A influência do meio ambiente sobre as condições de saúde das pessoas é uma preocupação antiga do ser humano. Ainda no século V a.C., Hipócrates já defendia a importância do espaço como o lócus de ocorrência das doenças em sua obra, pioneira neste aspecto, Dos ares, dos mares e dos lugares1.

Séculos depois, o médico britânico John Snow iniciava um importante passo na compreensão de como a distribuição de eventos de saúde-doença no espaço poderia fornecer hipótese etiológica para a sua ocorrência. Pelo uso sistematizado de uma metodologia científica e com a realização de uma investigação epidemiológica, Snow contribuiu para o fim da epidemia de cólera na cidade de Londres, em 1854, por meio da associação espacial entre mortes por cólera e o fornecimento de água em diferentes bombas de abastecimento público2.

Apesar de a epidemiologia ainda ser uma ciência relativamente nova, ela possui um conjunto próprio de metodologias de investigação em saúde. Notadamente após a Segunda Grande Guerra, vários estudos epidemiológicos passaram a exercer grande influência na saúde das populações. Como exemplo, os ensaios comunitários de suplementação de flúor nas águas de abastecimento público, que se iniciaram durante a década de 1940, difundindo uma forma de prevenção primária da cárie3. A identificação de regiões com diferentes concentrações de flúor presente naturalmente na água tem mostrado repercussões sobre a prevalência e severidade de cárie dentária, evidenciando a influência ambiental sobre a saúde bucal da população.

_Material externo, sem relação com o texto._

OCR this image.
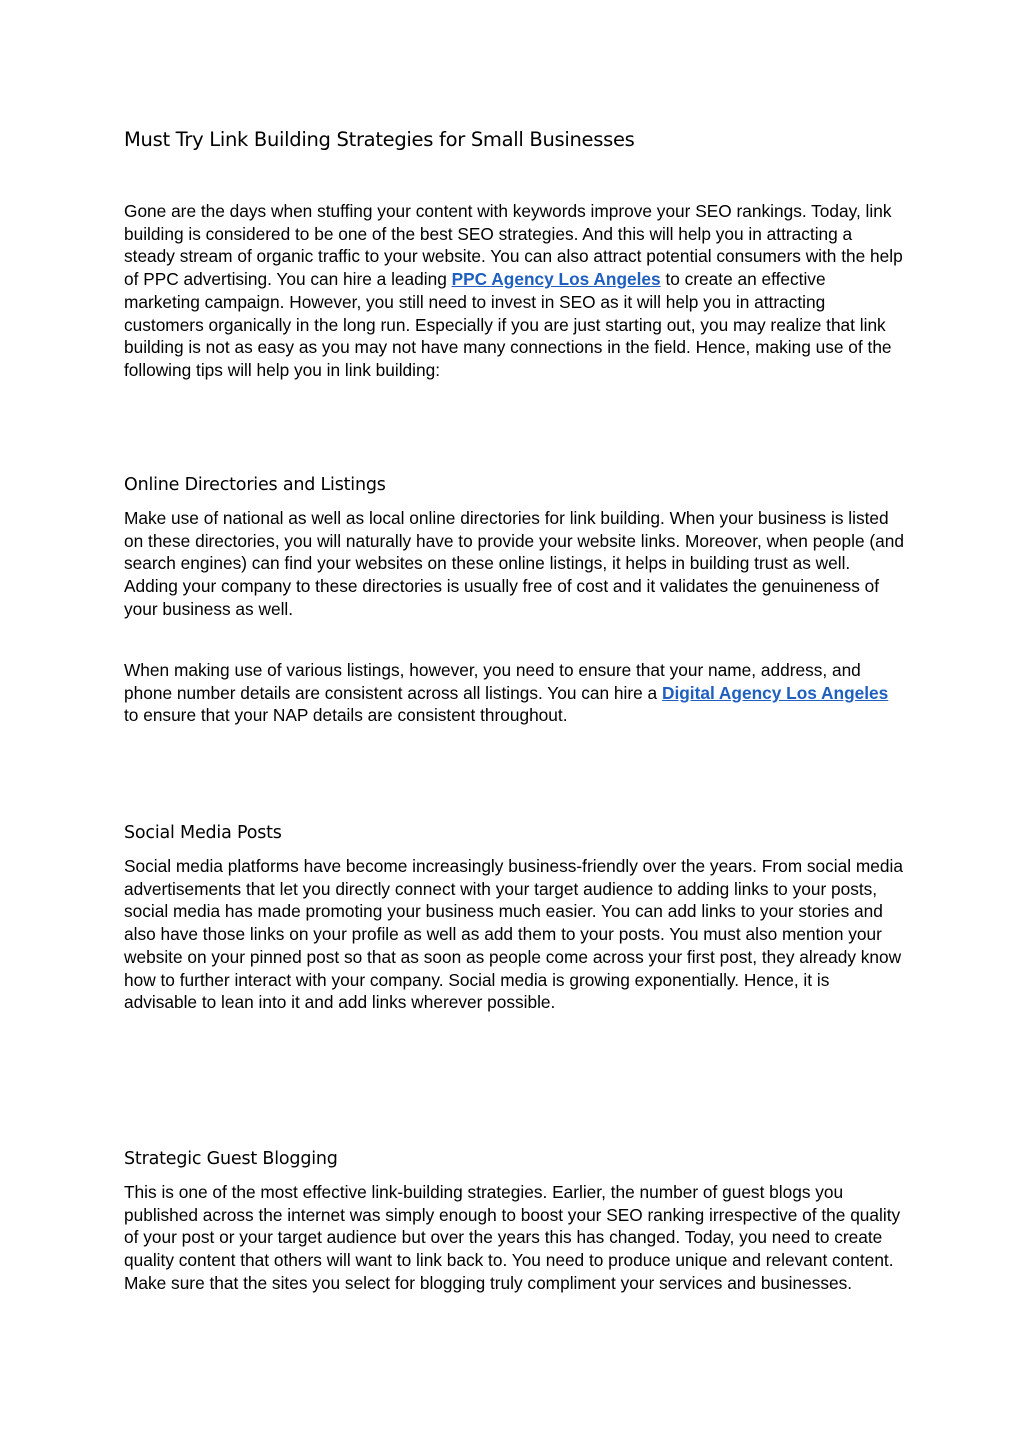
Must Try Link Building Strategies for Small Businesses
Gone are the days when stuffing your content with keywords improve your SEO rankings. Today, link building is considered to be one of the best SEO strategies. And this will help you in attracting a steady stream of organic traffic to your website. You can also attract potential consumers with the help of PPC advertising. You can hire a leading PPC Agency Los Angeles to create an effective marketing campaign. However, you still need to invest in SEO as it will help you in attracting customers organically in the long run. Especially if you are just starting out, you may realize that link building is not as easy as you may not have many connections in the field. Hence, making use of the following tips will help you in link building:
Online Directories and Listings
Make use of national as well as local online directories for link building. When your business is listed on these directories, you will naturally have to provide your website links. Moreover, when people (and search engines) can find your websites on these online listings, it helps in building trust as well. Adding your company to these directories is usually free of cost and it validates the genuineness of your business as well.
When making use of various listings, however, you need to ensure that your name, address, and phone number details are consistent across all listings. You can hire a Digital Agency Los Angeles to ensure that your NAP details are consistent throughout.
Social Media Posts
Social media platforms have become increasingly business-friendly over the years. From social media advertisements that let you directly connect with your target audience to adding links to your posts, social media has made promoting your business much easier. You can add links to your stories and also have those links on your profile as well as add them to your posts. You must also mention your website on your pinned post so that as soon as people come across your first post, they already know how to further interact with your company. Social media is growing exponentially. Hence, it is advisable to lean into it and add links wherever possible.
Strategic Guest Blogging
This is one of the most effective link-building strategies. Earlier, the number of guest blogs you published across the internet was simply enough to boost your SEO ranking irrespective of the quality of your post or your target audience but over the years this has changed. Today, you need to create quality content that others will want to link back to. You need to produce unique and relevant content. Make sure that the sites you select for blogging truly compliment your services and businesses.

A distância secular presente nos estudos acima mencionados é reduzida pela importância que eles atribuíram ao espaço como um fator determinante para a ocorrência de eventos de saúde ou doença. Nesta perspectiva, o meio ambiente deixou de ser apenas um pano de fundo ou um simples cenário onde seus protagonistas (população) adoeciam para se transformar em ator atuante nesse processo, ou seja, um agente com poder de provocar mudanças significativas nos perfis de morbimortalidade de uma sociedade.

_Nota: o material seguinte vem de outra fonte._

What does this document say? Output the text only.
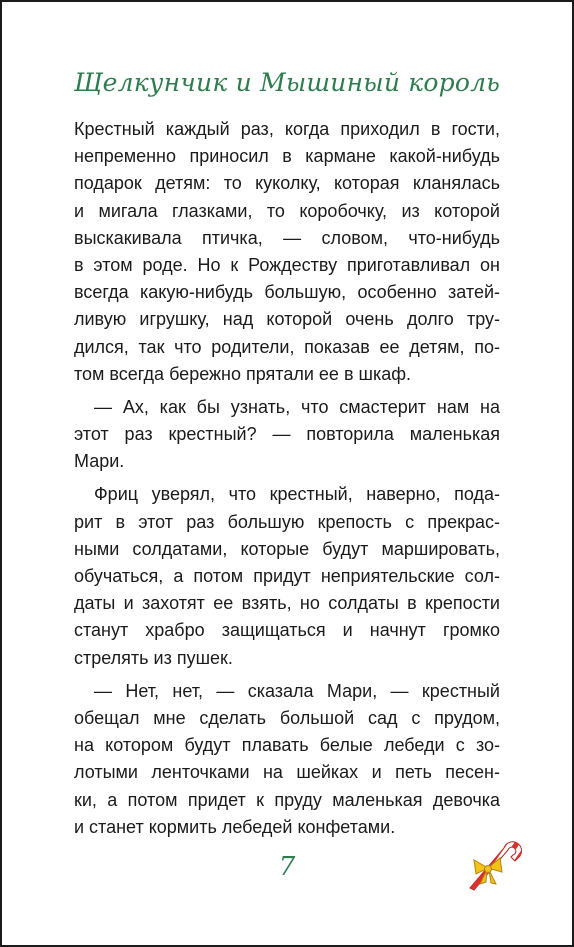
Щелкунчик и Мышиный король

Крестный каждый раз, когда приходил в гости,
непременно приносил в кармане какой-нибудь
подарок детям: то куколку, которая кланялась
и мигала глазками, то коробочку, из которой
выскакивала птичка, — словом, что-нибудь
в этом роде. Но к Рождеству приготавливал он
всегда какую-нибудь большую, особенно затей-
ливую игрушку, над которой очень долго тру-
дился, так что родители, показав ее детям, по-
том всегда бережно прятали ее в шкаф.

— Ах, как бы узнать, что смастерит нам на
этот раз крестный? — повторила маленькая
Мари.

Фриц уверял, что крестный, наверно, пода-
рит в этот раз большую крепость с прекрас-
ными солдатами, которые будут маршировать,
обучаться, а потом придут неприятельские сол-
даты и захотят ее взять, но солдаты в крепости
станут храбро защищаться и начнут громко
стрелять из пушек.

— Нет, нет, — сказала Мари, — крестный
обещал мне сделать большой сад с прудом,
на котором будут плавать белые лебеди с зо-
лотыми ленточками на шейках и петь песен-
ки, а потом придет к пруду маленькая девочка
и станет кормить лебедей конфетами.

7
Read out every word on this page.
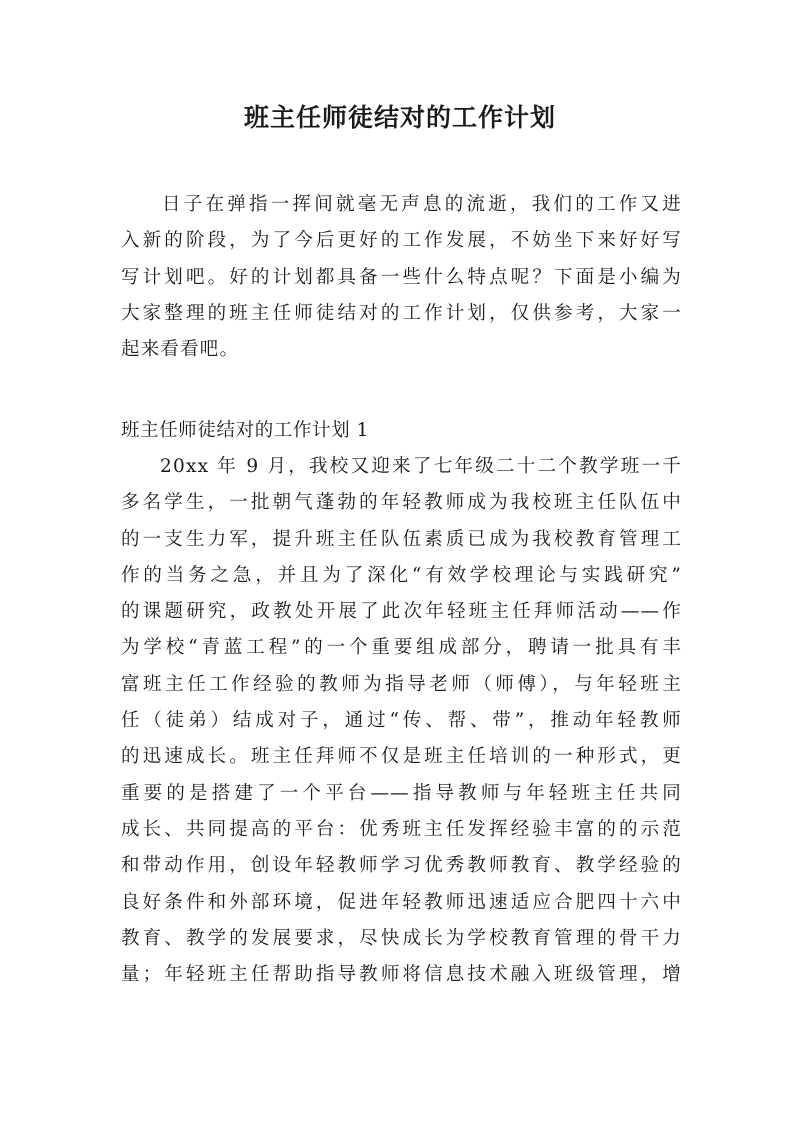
班主任师徒结对的工作计划
日子在弹指一挥间就毫无声息的流逝，我们的工作又进
入新的阶段，为了今后更好的工作发展，不妨坐下来好好写
写计划吧。好的计划都具备一些什么特点呢？下面是小编为
大家整理的班主任师徒结对的工作计划，仅供参考，大家一
起来看看吧。

班主任师徒结对的工作计划 1

20xx 年 9 月，我校又迎来了七年级二十二个教学班一千
多名学生，一批朝气蓬勃的年轻教师成为我校班主任队伍中
的一支生力军，提升班主任队伍素质已成为我校教育管理工
作的当务之急，并且为了深化“有效学校理论与实践研究”
的课题研究，政教处开展了此次年轻班主任拜师活动——作
为学校“青蓝工程”的一个重要组成部分，聘请一批具有丰
富班主任工作经验的教师为指导老师（师傅），与年轻班主
任（徒弟）结成对子，通过“传、帮、带”，推动年轻教师
的迅速成长。班主任拜师不仅是班主任培训的一种形式，更
重要的是搭建了一个平台——指导教师与年轻班主任共同
成长、共同提高的平台：优秀班主任发挥经验丰富的的示范
和带动作用，创设年轻教师学习优秀教师教育、教学经验的
良好条件和外部环境，促进年轻教师迅速适应合肥四十六中
教育、教学的发展要求，尽快成长为学校教育管理的骨干力
量；年轻班主任帮助指导教师将信息技术融入班级管理，增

A evolução da própria Epidemiologia, revelando um potencial epistemológico e metodológico para se postular como Ciência da Saúde4, e o reconhecimento de uma necessidade de se buscar transformações estruturais que desequilibrem o sistema desencadeante das iniqüidades, ao invés de apenas propor medidas corretivas biológico-ecológicas5, reforçam a validade de uma estratégia conceitual e metodológica que tenha como perspectiva a abordagem do espaço geográfico-social entendido como expressão das condições de vida da população6.

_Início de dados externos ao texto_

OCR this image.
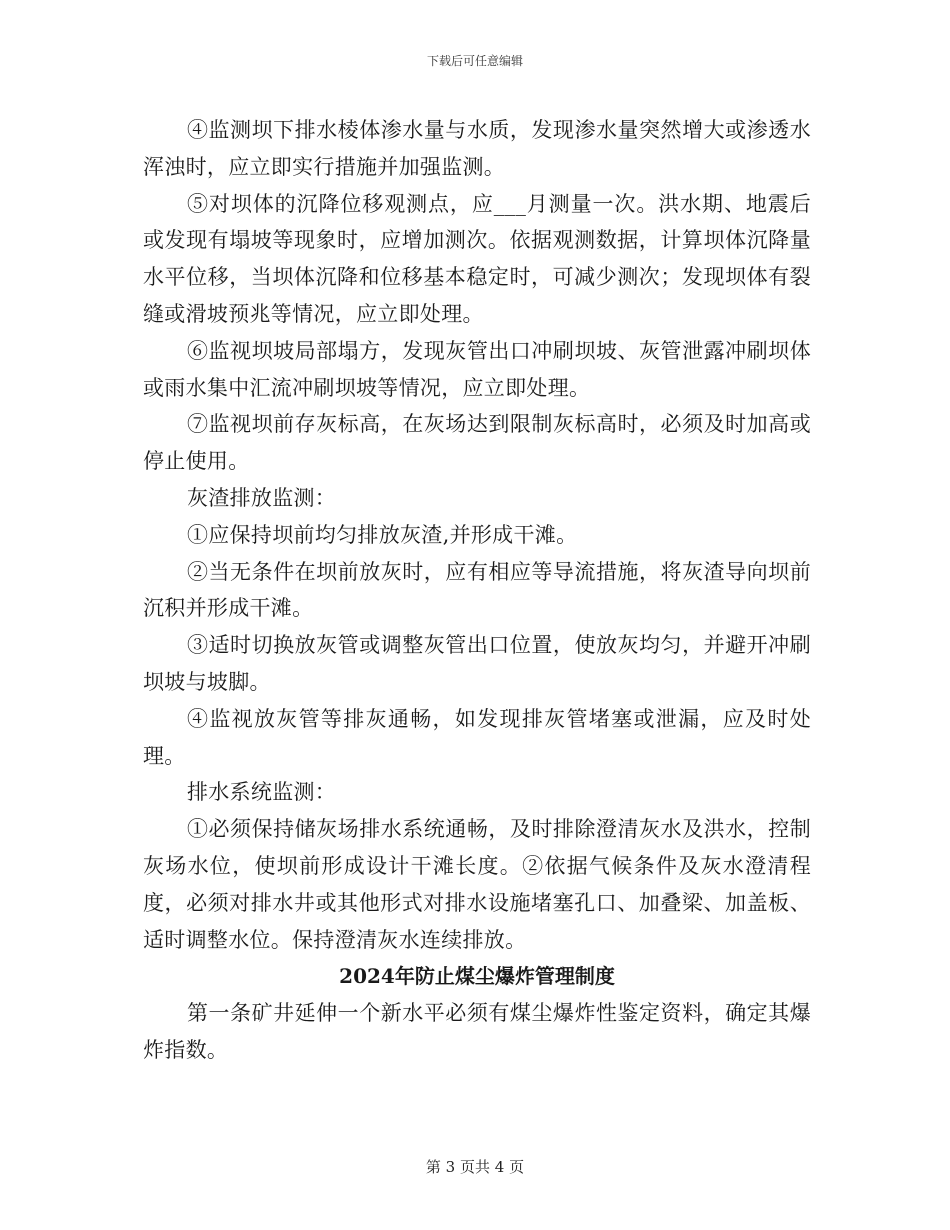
下载后可任意编辑

④监测坝下排水棱体渗水量与水质，发现渗水量突然增大或渗透水浑浊时，应立即实行措施并加强监测。

⑤对坝体的沉降位移观测点，应___月测量一次。洪水期、地震后或发现有塌坡等现象时，应增加测次。依据观测数据，计算坝体沉降量水平位移，当坝体沉降和位移基本稳定时，可减少测次；发现坝体有裂缝或滑坡预兆等情况，应立即处理。

⑥监视坝坡局部塌方，发现灰管出口冲刷坝坡、灰管泄露冲刷坝体或雨水集中汇流冲刷坝坡等情况，应立即处理。

⑦监视坝前存灰标高，在灰场达到限制灰标高时，必须及时加高或停止使用。

灰渣排放监测：

①应保持坝前均匀排放灰渣,并形成干滩。

②当无条件在坝前放灰时，应有相应等导流措施，将灰渣导向坝前沉积并形成干滩。

③适时切换放灰管或调整灰管出口位置，使放灰均匀，并避开冲刷坝坡与坡脚。

④监视放灰管等排灰通畅，如发现排灰管堵塞或泄漏，应及时处理。

排水系统监测：

①必须保持储灰场排水系统通畅，及时排除澄清灰水及洪水，控制灰场水位，使坝前形成设计干滩长度。②依据气候条件及灰水澄清程度，必须对排水井或其他形式对排水设施堵塞孔口、加叠梁、加盖板、适时调整水位。保持澄清灰水连续排放。

2024年防止煤尘爆炸管理制度

第一条矿井延伸一个新水平必须有煤尘爆炸性鉴定资料，确定其爆炸指数。

第 3 页共 4 页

Sob esta perspectiva, a Saúde Bucal Coletiva, dentro dos limites de uma reflexão que a considere um novo paradigma, mas reconhecida como um campo aberto ao debate não-dogmático e não-normativo7, poderá encontrar na espacialização do processo saúde-doença bucal uma relação entre ocorrências e determinantes, adotando a epidemiologia como referencial privilegiado no estudo desta relação.